Many companies have historically included language in their new hire contracts and employee handbooks about “probationary periods.” This time frame usually spans around 90 days and outlines the employee and employer’s right to terminate their employment relationship for any reason during the period.
Employers should consider removing these policies from their paperwork, as the term “probationary period” is a bit of a misnomer. California is an at-will employment state, so the legal right to terminate an employment relationship at any time with or without cause already exists for both parties This right of course excludes terminating the employment relationship for a discriminatory or retaliatory reason. It also excludes terminating the relationship in breach of the terms of a contract, which is further discussed below.
The practical implication of probationary periods to employees is that an employer who wishes to terminate employment must have some specific reason for doing so if the termination occurs outside of the probationary period. The implication to employers is that a termination is always “safe” inside of the probationary period. Neither of these assumptions are true.
Probationary periods and implied contracts
While a probationary period may seem to protect the employee and employer, it often has the opposite effect. Employers who include probationary periods in their handbooks or other documentation could be subject to legal action if they are worded in such a way that implies terminations must be for a good reason after the period is finished or if they do not offer an end-of-period benefit.
In 1988, the California Supreme Court decided a case, Foley v. Interactive Data Corp., which outlines the legal sufficiency of an oral or implied-in-fact contract. Foley lays the foundation for breach of employment contract claims arising out of employer statements, policies, and practices (whether in writing, like in a handbook, or not), including claims that the existence of a probationary period in an employee handbook implies that an employee’s termination must be for a good reason outside of that period.

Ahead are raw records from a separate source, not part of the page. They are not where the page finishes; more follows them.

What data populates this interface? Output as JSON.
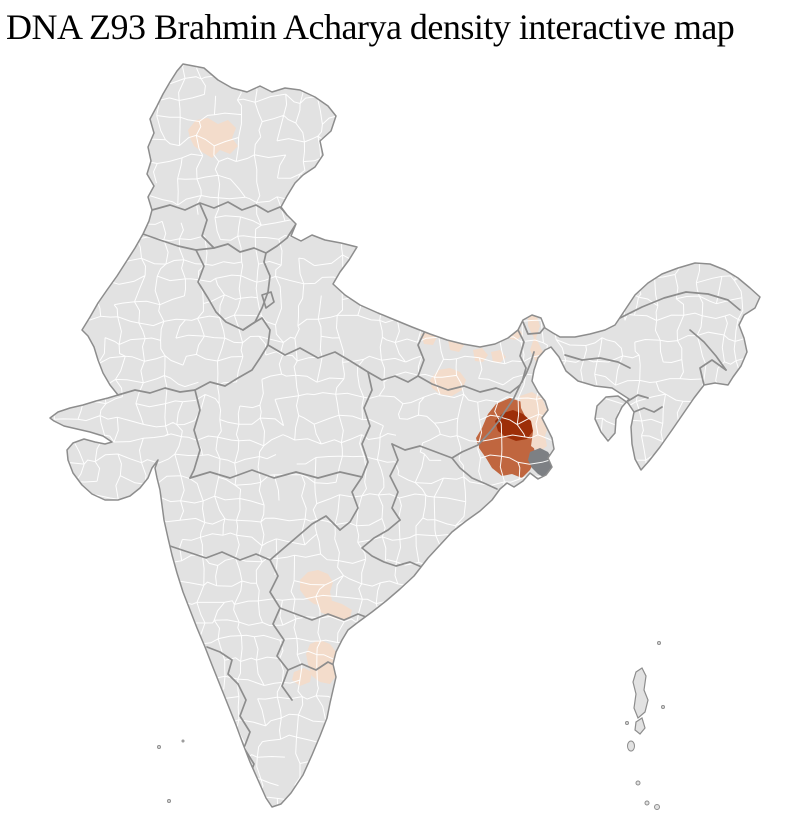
{
  "title": "DNA Z93 Brahmin Acharya density interactive map",
  "map": {
    "kind": "district choropleth of India",
    "colors": {
      "background": "#ffffff",
      "land": "#e2e2e2",
      "district_line": "#ffffff",
      "state_line": "#8d8d8d",
      "low": "#f3dccb",
      "medium": "#c0663f",
      "high": "#9d2e08",
      "no_data": "#7d8084"
    },
    "highlighted_regions": [
      {
        "id": "kashmir-valley-cluster",
        "level": "low"
      },
      {
        "id": "north-bengal-strip",
        "level": "low"
      },
      {
        "id": "bihar-scattered-district-1",
        "level": "low"
      },
      {
        "id": "bihar-scattered-district-2",
        "level": "low"
      },
      {
        "id": "bihar-scattered-district-3",
        "level": "low"
      },
      {
        "id": "bihar-scattered-district-4",
        "level": "low"
      },
      {
        "id": "bihar-scattered-district-5",
        "level": "low"
      },
      {
        "id": "south-bihar-cluster",
        "level": "low"
      },
      {
        "id": "west-bengal-ring",
        "level": "medium"
      },
      {
        "id": "west-bengal-east-strip",
        "level": "low"
      },
      {
        "id": "west-bengal-core",
        "level": "high"
      },
      {
        "id": "sundarbans-delta",
        "level": "no_data"
      },
      {
        "id": "telangana-district",
        "level": "low"
      },
      {
        "id": "coastal-andhra-district",
        "level": "low"
      },
      {
        "id": "south-andhra-district",
        "level": "low"
      },
      {
        "id": "north-tamilnadu-district",
        "level": "low"
      }
    ],
    "island_groups": [
      "andaman-nicobar-islands",
      "lakshadweep-islands"
    ]
  }
}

This is not to say that some kind of introductory period may not be used for the purposes of benefits, such as access to paid time off, sick leave, or a 401(k) plan at the time of completion. In that case, it may be wise to clearly articulate that the period is for purposes of access to additional benefits, and not meant in any way to abrogate the at-will nature of the employee’s employment. Such disclaimer language may go a long way in protecting against employee wrongful termination claims based on an ill-defined probationary period.